The rich mystery and sensuality of the feline purr have long captivated poets and authors. In striving to convey the essence of this peerless feline phenomenon, writers often summon musical metaphors. One of Carl Van Vechten's cats purred "like the kettle drums in Berlioz's Requiem." May Sarton's delightful The Fur Person fairly hums and trills with the melodies of the purr.

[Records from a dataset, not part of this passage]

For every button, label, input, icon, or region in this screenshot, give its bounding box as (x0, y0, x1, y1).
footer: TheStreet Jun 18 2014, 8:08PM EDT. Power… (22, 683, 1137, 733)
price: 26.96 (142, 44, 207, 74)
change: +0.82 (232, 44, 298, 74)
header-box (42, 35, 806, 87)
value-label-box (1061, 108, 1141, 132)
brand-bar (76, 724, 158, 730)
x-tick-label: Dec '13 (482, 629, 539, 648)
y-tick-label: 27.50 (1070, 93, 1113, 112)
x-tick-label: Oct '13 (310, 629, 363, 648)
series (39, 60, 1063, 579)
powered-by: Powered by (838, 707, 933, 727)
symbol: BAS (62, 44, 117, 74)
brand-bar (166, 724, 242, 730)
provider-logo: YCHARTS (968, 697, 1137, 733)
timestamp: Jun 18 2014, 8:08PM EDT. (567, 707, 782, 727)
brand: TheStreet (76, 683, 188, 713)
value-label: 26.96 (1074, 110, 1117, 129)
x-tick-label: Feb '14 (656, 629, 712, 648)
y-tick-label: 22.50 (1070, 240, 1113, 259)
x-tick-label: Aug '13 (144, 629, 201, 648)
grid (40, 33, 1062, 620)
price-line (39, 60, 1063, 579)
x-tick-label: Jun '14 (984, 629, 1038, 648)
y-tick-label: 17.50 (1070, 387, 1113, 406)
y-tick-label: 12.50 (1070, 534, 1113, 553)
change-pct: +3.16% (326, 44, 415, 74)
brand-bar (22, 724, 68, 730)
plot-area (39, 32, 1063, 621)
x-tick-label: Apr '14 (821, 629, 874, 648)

The purring repertoire of Tom Jones, Sarton's tiger cat, includes "just a tremolo," "a light elegant obbligato and "bass drums very lightly drummed." Randy Moravec, the chronicler of underachieving Claude, tells us, "A cat purrs at a rate of about 60 cycles per second. This is comparable to the typical rate of a 'Million Fingers' bed massage, and it seems that both have similar effects on people." Many others also swear by purr therapy, happily asserting that it's cheaper than tranquilizer and refreshingly free of side effects (except possibly those occasional purr-induced catnaps). Purring is unquestionably a force for good in the world. Author and animal expert Roger A. Caras muses upon the possible benefits of human purring ability. "Purring people would have to feel good about themselves and each other. Imagine how you would feel if you bumped into someone in an elevator and they purred instead of glared at you. And instead of muttering a self-conscious 'Excuse me,' you could purr back." An ancient saying holds that "To please himself only a cat purrs." Perhaps. Whatever the purring cat's private motivation, the ineffable pleasures of the purr radiate outward with that curiously soothing vibration-like ripples in a still pond-to resonate within the hearts of both human and feline beneficiaries. Our cats spin enchantment rather than linen; through the enigmatic purr, the cat's pleasure becomes our own.
This article was written by Wendy Christensen and appeared in CAT FANCY in 1994. Wendy Christensen, a contributing editor to CAT FANCY, shares her home with six champion purrers: Petunia, Dagny, Dominique, Bunny, Dandelion and Lady GreyShadows.